GÜLÜSTAN KILIÇ KOÇYİĞİT (Devamla) - Bütün sokaklar tutulmuş, parti ilçe binamızın önü tutulmuş, rıhtım tutulmuş, Khalkedon Meydanı tutulmuş, bütün sokaklar abluka altında. Gerekçesi? Gerekçesi: Biz basın açıklaması yapacağız. Ne kadar büyük bir suç işlemeye teşebbüs ediyoruz. Gidip AKP'yi eleştireceğiz, diyeceğiz ki: Yaptıklarınız yanlış, yanlış yönetiyorsunuz ülkeyi; baskıdan vazgeçin, zordan vazgeçin, bu faşist yönetimlerden vazgeçin, yöntemlerden vazgeçin; bunu söyleyeceğiz. Size karşı mücadele edeceğimizi buradan ifade ediyoruz, bir kez de sokaktan halkımızla beraber ifade edeceğiz ama siz ne yapıyorsunuz? Yine karşımıza polisi koyuyorsunuz, biz muhatap bulamıyoruz; vekiller dâhil -ki ben de oradaydım- insanları darbederek, tartaklayarak gözaltına alıyorsunuz. Evet, sizin de arkadaşınız olan, şu anda mevkidaşınız olan milletvekilleri Kadıköy'ün ortasında tartaklandılar, darbedildiler. Bu Meclisten bir ses çıktı mı, burada Grup Başkan Vekiliniz bir üzüntü belirtti mi? Hayır. Neden? Çünkü biz HDP'liyiz, çünkü biz muhalifiz ve size muhalefet ediyoruz.
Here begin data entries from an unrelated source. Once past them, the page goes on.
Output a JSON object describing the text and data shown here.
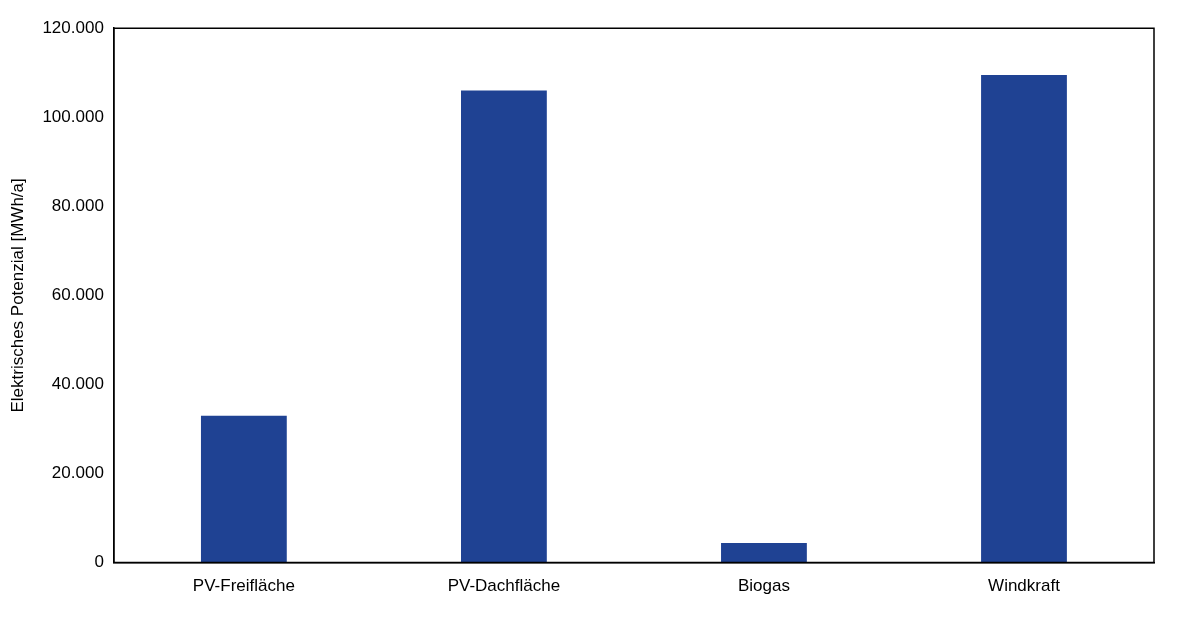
{
  "chart_data": {
    "type": "bar",
    "ylabel": "Elektrisches Potenzial [MWh/a]",
    "categories": [
      "PV-Freifläche",
      "PV-Dachfläche",
      "Biogas",
      "Windkraft"
    ],
    "values": [
      33000,
      106000,
      4400,
      109500
    ],
    "color": "#1f4293",
    "ylim": [
      0,
      120000
    ],
    "yticks": [
      {
        "value": 0,
        "label": "0"
      },
      {
        "value": 20000,
        "label": "20.000"
      },
      {
        "value": 40000,
        "label": "40.000"
      },
      {
        "value": 60000,
        "label": "60.000"
      },
      {
        "value": 80000,
        "label": "80.000"
      },
      {
        "value": 100000,
        "label": "100.000"
      },
      {
        "value": 120000,
        "label": "120.000"
      }
    ],
    "grid": false,
    "legend": false
  }
}
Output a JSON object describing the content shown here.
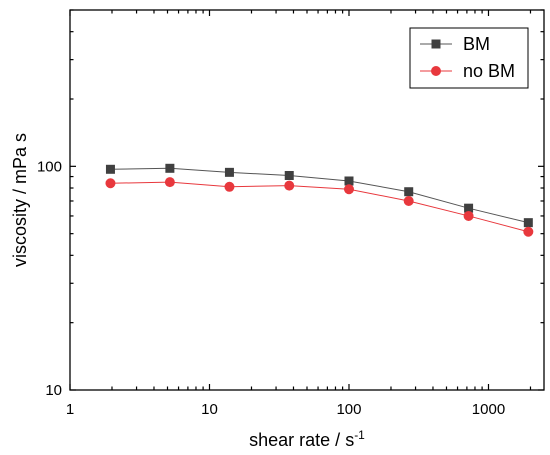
{
  "chart_data": {
    "type": "line",
    "xscale": "log",
    "yscale": "log",
    "xlim": [
      1,
      2500
    ],
    "ylim": [
      10,
      500
    ],
    "xlabel": "shear rate / s",
    "xlabel_superscript": "-1",
    "ylabel": "viscosity / mPa s",
    "xticks": [
      1,
      10,
      100,
      1000
    ],
    "xtick_labels": [
      "1",
      "10",
      "100",
      "1000"
    ],
    "yticks": [
      10,
      100
    ],
    "ytick_labels": [
      "10",
      "100"
    ],
    "legend_placement": "top-right",
    "grid": false,
    "series": [
      {
        "name": "BM",
        "marker": "square",
        "color": "#404040",
        "line_color": "#555555",
        "x": [
          1.95,
          5.2,
          13.9,
          37.3,
          100,
          268,
          720,
          1930
        ],
        "y": [
          97,
          98,
          94,
          91,
          86,
          77,
          65,
          56
        ]
      },
      {
        "name": "no BM",
        "marker": "circle",
        "color": "#e8383d",
        "line_color": "#e8383d",
        "x": [
          1.95,
          5.2,
          13.9,
          37.3,
          100,
          268,
          720,
          1930
        ],
        "y": [
          84,
          85,
          81,
          82,
          79,
          70,
          60,
          51
        ]
      }
    ]
  }
}
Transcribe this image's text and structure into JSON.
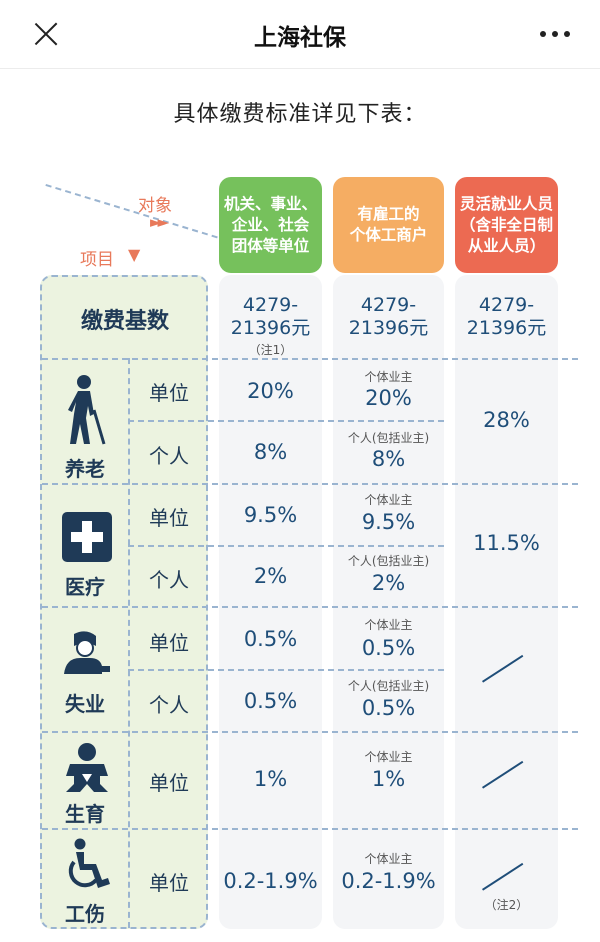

(Mikrofon otomatik cihaz tarafından kapatıldı)
BAŞKAN - Tamamlayınız lütfen.
GÜLÜSTAN KILIÇ KOÇYİĞİT (Devamla) - Tamamlıyorum Sayın Başkan.
Şimdi, ülkeyi bütün muhaliflere cehenneme çeviren bir anlayışla bir ülke yönetimi olabilir mi? Siz bu akılla herkesi kapsayan bir yönetimden bahsedebilir misiniz? Bu ülkedeki muhalifler kendi fikirlerini, düşüncelerini ifade etmedikleri zaman bu ülkede demokrasi olabilir mi? En aykırı düşünceyi bile ifade etme yeri değil midir demokrasinin kendisi? E, biz basın açıklaması bile yapamıyoruz. Az önce Kuğulu Park'taydık, gidemedik işte; vekillerle yine gittik, yine önümüzü kesti polisler. Bunlar sizin emrinizde, suç onların değil, suç sizin. Siz bu akılla ülkeyi yönetmeye devam ederseniz, bu gidişin sonu bütün ülkenin uçurumdan yuvarlanmasıdır. Bu anlamda bütün partilerden bu önerimize destek vermelerini talep ediyoruz.